Monday, September 22, 2008

My Journey with Leviticus

My journey with Leviticus in a way began when I was in my teens. I remembered that one time when I vowed to read the whole bible in a year stopped instead in Leviticus during the Chinese New Year. The reading became too mundane for an immatured soul. Soon I read a pastor's account of despair when he had to preach from the book according to the year's lectionary.

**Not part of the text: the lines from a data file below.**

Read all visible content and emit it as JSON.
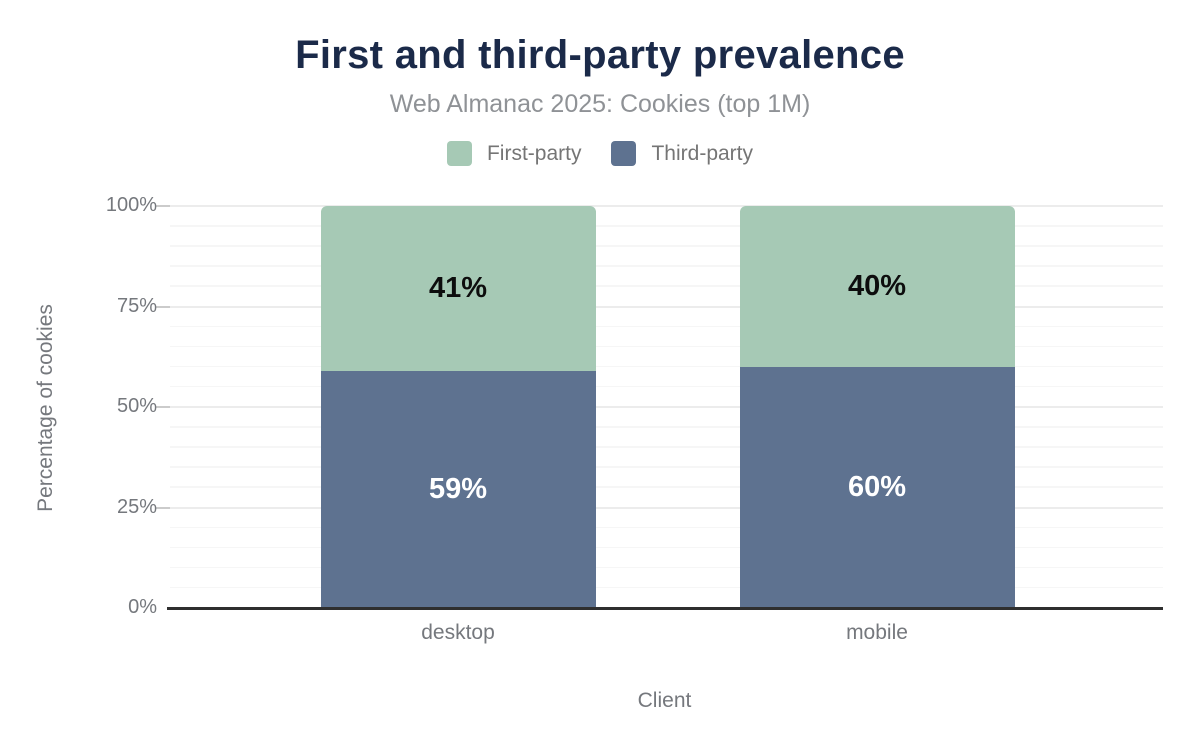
{
  "header": {
    "title": "First and third-party prevalence",
    "subtitle": "Web Almanac 2025: Cookies (top 1M)",
    "title_color": "#1b2a49",
    "subtitle_color": "#8f9296"
  },
  "legend": {
    "position": "top",
    "items": [
      {
        "label": "First-party",
        "color": "#a6c9b5"
      },
      {
        "label": "Third-party",
        "color": "#5e7290"
      }
    ]
  },
  "chart_data": {
    "type": "bar",
    "stacked": true,
    "title": "First and third-party prevalence",
    "subtitle": "Web Almanac 2025: Cookies (top 1M)",
    "xlabel": "Client",
    "ylabel": "Percentage of cookies",
    "categories": [
      "desktop",
      "mobile"
    ],
    "series": [
      {
        "name": "First-party",
        "color": "#a6c9b5",
        "values": [
          41,
          40
        ],
        "value_labels": [
          "41%",
          "40%"
        ],
        "label_color": "#0d0d0d"
      },
      {
        "name": "Third-party",
        "color": "#5e7290",
        "values": [
          59,
          60
        ],
        "value_labels": [
          "59%",
          "60%"
        ],
        "label_color": "#ffffff"
      }
    ],
    "ylim": [
      0,
      100
    ],
    "yticks": [
      {
        "value": 0,
        "label": "0%"
      },
      {
        "value": 25,
        "label": "25%"
      },
      {
        "value": 50,
        "label": "50%"
      },
      {
        "value": 75,
        "label": "75%"
      },
      {
        "value": 100,
        "label": "100%"
      }
    ],
    "minor_grid_step": 5,
    "grid": true,
    "legend_position": "top"
  },
  "colors": {
    "axis_line": "#2f2f2f",
    "grid_minor": "#f6f6f6",
    "grid_major": "#ececec",
    "tick_major": "#cbcbcb",
    "muted_text": "#75787d",
    "legend_text": "#757575"
  }
}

Calvin and I are currently going extremely slow in our daily bible reading and we are at the moment labouring through Leviticus. It is not easy. It is so repetitive that this evening, as I was reading the second half of Lev 14, Calvin began to echo me because it all reads so similarly.

In my first TEE module with Reb on The Introduction of the Old Testament however, I observed an interesting chiastic structure in the Pentateuch that centers in Leviticus. I know I am a chiasm-freak and I might be wrong but just humour me.

Genesis - leaving for the promised land
   Exodus - the census and going out
      Leviticus - worship of the one and only Yahweh
   Numbers - the census and coming in
Deuteronomy - entering the promised land

After that, I was convinced that it is extremely important for us to study and know Leviticus, however mundane and repetitive it is, and again I say, it is very important that we do. When I was going through the Passion event with the youth yesterday, on the atonement, the only other passages I referred to was in Leviticus - where the foundation of the ultimate offering on the cross rests.

According to LaSor in his Old Testament Survey, "Leviticus is a picture window into ancient Israel's worship. From it we learn about the holiness of God. It unfolds the relationship between holiness and ethics, and even more it provides background for grasping the significance of Christ's sacrificial death" (p.91, 1996).

Given the fact that human continually sin, fellowship with the holy God required a means of access to God. Leviticus gives us a very good look into the sacrificial system that God had set in place, by which access to God was made possible. For one, it talks about the sinner's laying of a hand on the sacrificial animal's head as the animal is being sacrificed as an atonement for his sin, making it personal as the animal die in his place.

There is much to know and learn from Leviticus. The journey for me has barely begun.